In Washington halten sich sowohl die Regierung als auch Bidens Übergangsteam bedeckt. Lediglich der frühere CIA-Chef John O. Brennan, der unter Obama diente, kritisierte die Attacke auf Fakhrizadeh als "kriminellen Akt" und "höchst gefährlich". Die Iraner sollten sich davon nicht provozieren lassen. Die US-Marine setzte den Flugzeugträger Nimitz samt einem Begleitverband Richtung Persischer Golf in Marsch. Allerdings soll er nach Militärangaben den von Trump angeordneten Teilabzug der US-Truppen aus Irak und Afghanistan absichern.

Trump hatte jüngst seine Berater gefragt, welche Optionen es gebe, militärisch gegen das iranische Atomprogramm vorzugehen; Auslöser war ein Bericht der Internationalen Atomenergiebehörde, wonach Teheran die Produktion von Uran gesteigert hat. Diesen Gedanken hätten sie ihm bei einem Treffen im Weißen Haus aber wieder ausgeredet, berichtete die New York Times damals. Das gelte aber nicht für andere mit Iran verbundene Ziele - etwa schiitische Milizen im Irak.

Hinweise auf eine direkte Beteiligung der USA gibt es nicht

Es gibt bisher anders als bei dem Drohnenangriff auf den Revolutionsgarden-General Qassem Soleimani im Januar keine Hinweise auf eine direkte Beteiligung der USA. Aber Trump und die Iran-Falken in Washington machen auch keinen Hehl daraus, dass sie es Biden so schwer wie nur möglich machen wollen, wieder mit Iran ins Geschäft zu kommen. Das Mittel dazu sind vor allem weitere Sanktionen.

Sie werden jetzt allerdings nicht wegen der Unterstützung des Nuklearprogramms ausgesprochen, sondern mit der Unterstützung terroristischer Aktivitäten oder Menschenrechtsverletzungen begründet. Das soll es Biden erschweren, sie wieder aufzuheben. Denn kein US-Präsident kann es sich erlauben, auch nur in den Anschein zu geraten, iranischen Terror hinzunehmen.

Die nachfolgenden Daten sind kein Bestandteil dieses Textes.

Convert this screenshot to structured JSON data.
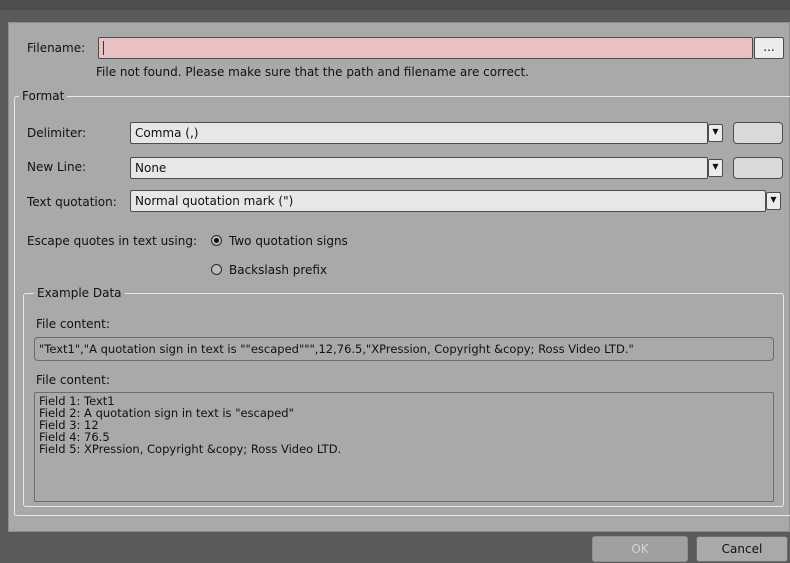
{
  "filename": {
    "label": "Filename:",
    "value": "",
    "browse_label": "...",
    "error": "File not found. Please make sure that the path and filename are correct."
  },
  "format": {
    "legend": "Format",
    "delimiter": {
      "label": "Delimiter:",
      "value": "Comma (,)"
    },
    "new_line": {
      "label": "New Line:",
      "value": "None"
    },
    "text_quotation": {
      "label": "Text quotation:",
      "value": "Normal quotation mark (\")"
    },
    "escape": {
      "label": "Escape quotes in text using:",
      "options": [
        {
          "label": "Two quotation signs",
          "selected": true
        },
        {
          "label": "Backslash prefix",
          "selected": false
        }
      ]
    }
  },
  "example": {
    "legend": "Example Data",
    "file_content_label_1": "File content:",
    "raw_line": "\"Text1\",\"A quotation sign in text is \"\"escaped\"\"\",12,76.5,\"XPression, Copyright &copy; Ross Video LTD.\"",
    "file_content_label_2": "File content:",
    "fields": [
      "Field 1: Text1",
      "Field 2: A quotation sign in text is \"escaped\"",
      "Field 3: 12",
      "Field 4: 76.5",
      "Field 5: XPression, Copyright &copy; Ross Video LTD."
    ]
  },
  "buttons": {
    "ok": "OK",
    "cancel": "Cancel"
  }
}
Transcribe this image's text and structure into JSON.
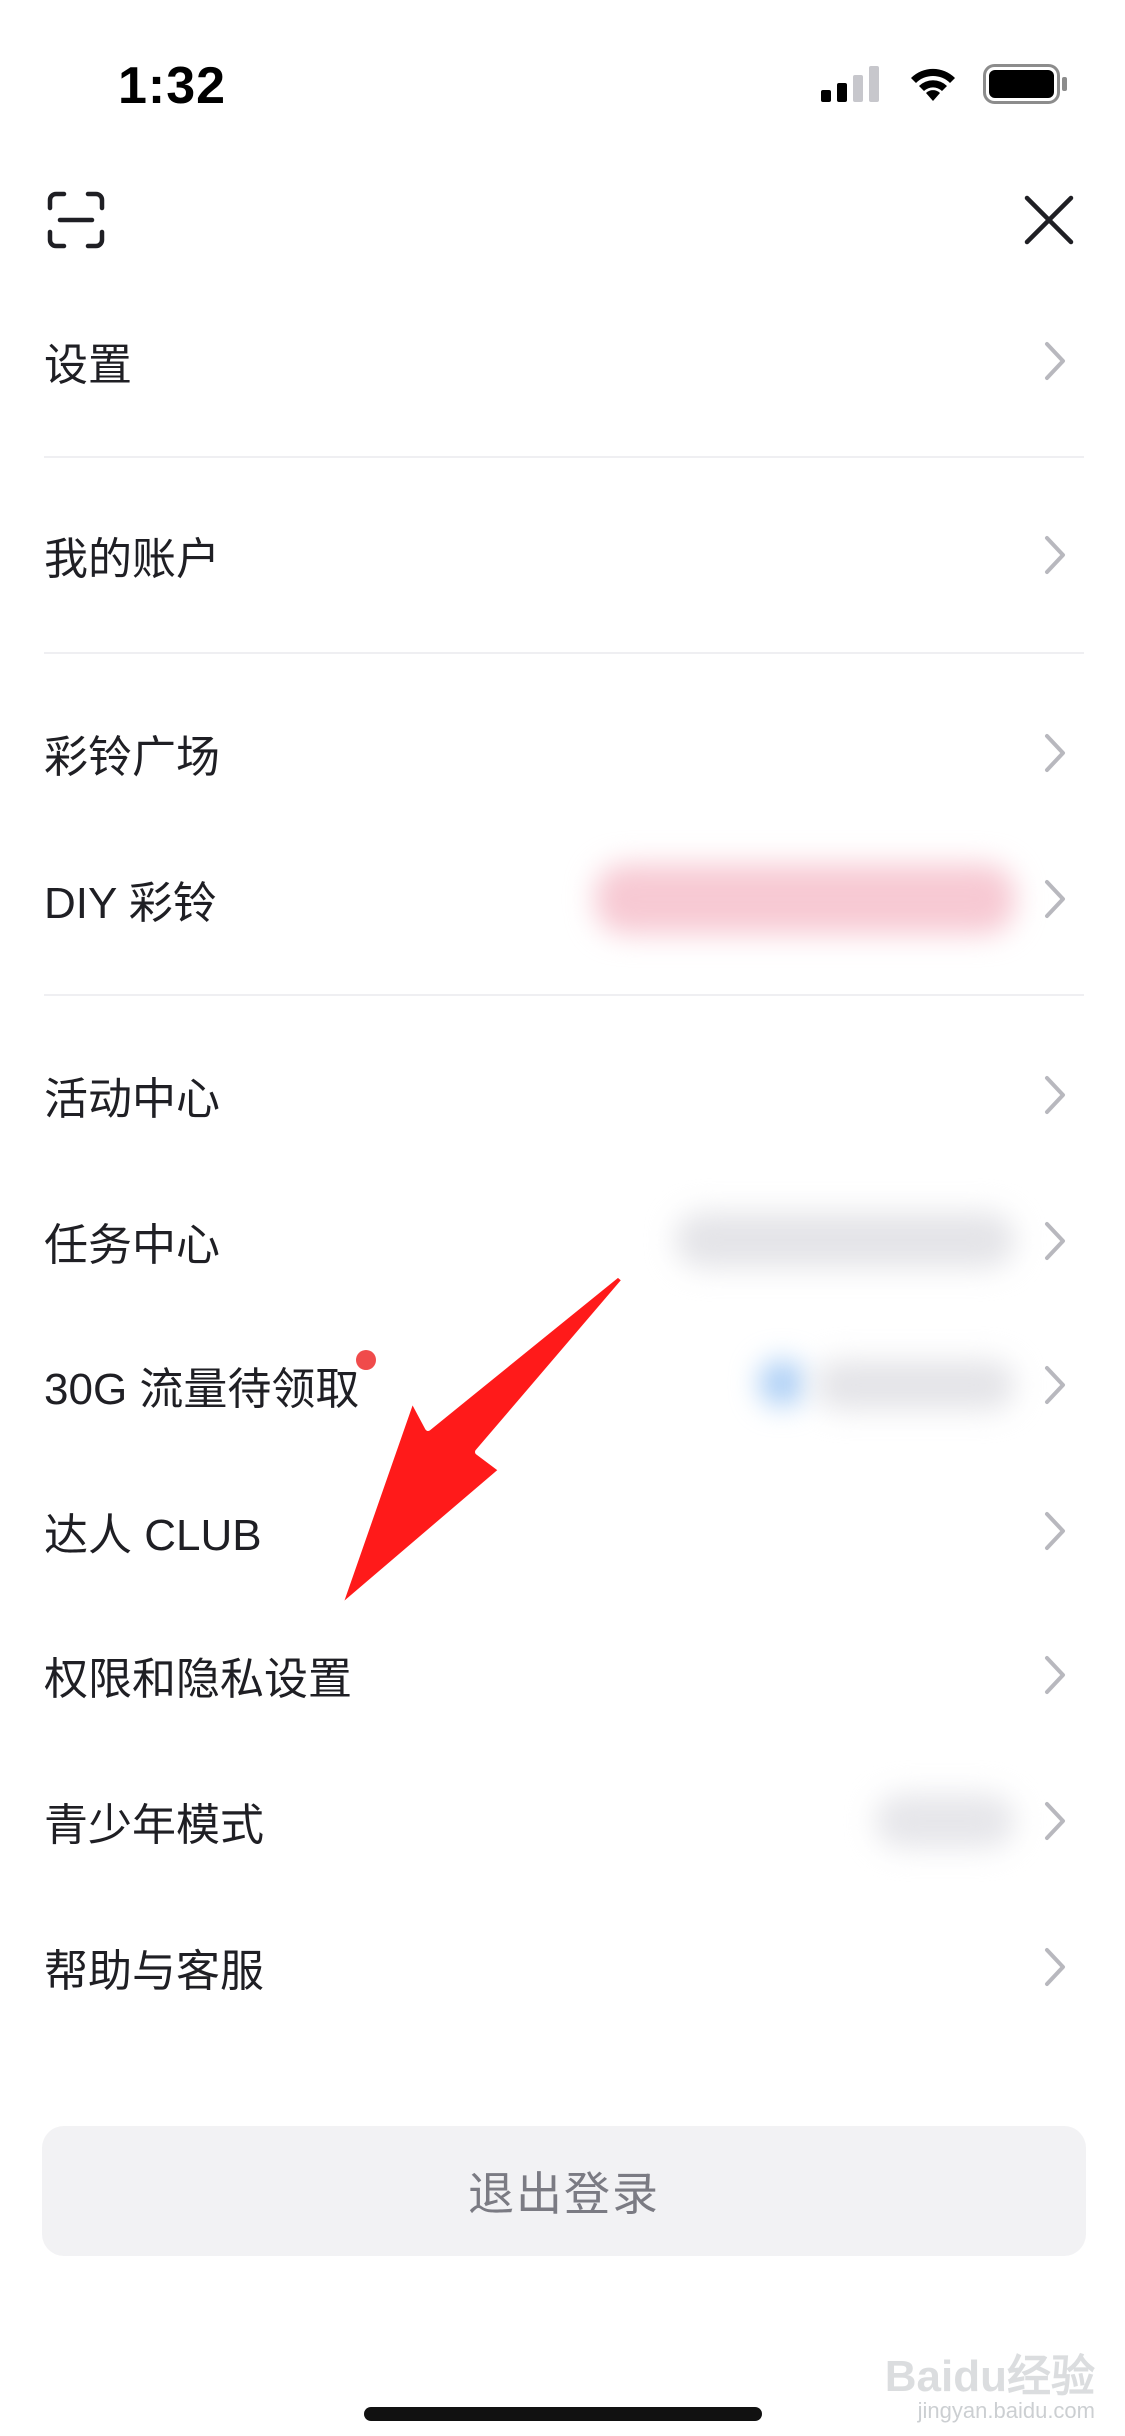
{
  "status_bar": {
    "time": "1:32",
    "icons": [
      "cellular-signal-icon",
      "wifi-icon",
      "battery-icon"
    ]
  },
  "topbar": {
    "left_icon": "scan-icon",
    "right_icon": "close-icon"
  },
  "menu": {
    "items": [
      {
        "label": "设置",
        "key": "settings"
      },
      {
        "label": "我的账户",
        "key": "my-account"
      },
      {
        "label": "彩铃广场",
        "key": "ringback-plaza"
      },
      {
        "label": "DIY 彩铃",
        "key": "diy-ringback"
      },
      {
        "label": "活动中心",
        "key": "activity-center"
      },
      {
        "label": "任务中心",
        "key": "task-center"
      },
      {
        "label": "30G 流量待领取",
        "key": "data-bonus",
        "badge": "red-dot"
      },
      {
        "label": "达人 CLUB",
        "key": "expert-club"
      },
      {
        "label": "权限和隐私设置",
        "key": "permissions-privacy"
      },
      {
        "label": "青少年模式",
        "key": "youth-mode"
      },
      {
        "label": "帮助与客服",
        "key": "help-service"
      }
    ]
  },
  "logout": {
    "label": "退出登录"
  },
  "watermark": {
    "text": "Baidu经验",
    "sub": "jingyan.baidu.com"
  },
  "colors": {
    "text": "#1f1f24",
    "chevron": "#b8b8be",
    "divider": "#efeff2",
    "logout_bg": "#f2f2f4",
    "logout_text": "#7b7b83",
    "badge": "#f04b4b",
    "annotation_arrow": "#ff1a1a"
  }
}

Bidens designierter Sicherheitsberater Jake Sullivan zählte zu einem kleinen Team von Diplomaten, die im März 2013 in geheimen Verhandlungen mit Iran im Sultanat Oman den Grundstein für das spätere Atomabkommen legten. Er verfügt zweifellos über die nötigen Kontakte, um nach dem Amtsantritt Bidens am 20. Januar schnell mit den höchsten Ebenen der iranischen Regierung ins Gespräch zu kommen. Auch stehen die Europäer bereit, ihre Rolle zu spielen, das haben die Außenminister Frankreichs, Großbritanniens und Deutschlands jüngst bei einem Treffen in Berlin signalisiert.

Allerdings machte Sullivan vergangene Woche klar, wo er die Bringschuld sieht, um das Atomabkommen wiederzubeleben: "Wenn Iran wieder zur Einhaltung seiner Verpflichtungen zurückkehrt und bereit ist zu Verhandlungen über Nachfolgevereinbarungen in gutem Glauben", dann sei Biden bereit, das Gleiche zu tun, sagte er. Rohani dagegen sprach von "Kompensation" für die Schäden durch Trumps Sanktionen. Ein Automatismus wäre eine neuerliche Annäherung der verfeindeten Länder schon nicht geworden, wenn Fakhrizadeh seinen Wochenendausflug nach Damavand überlebt hätte.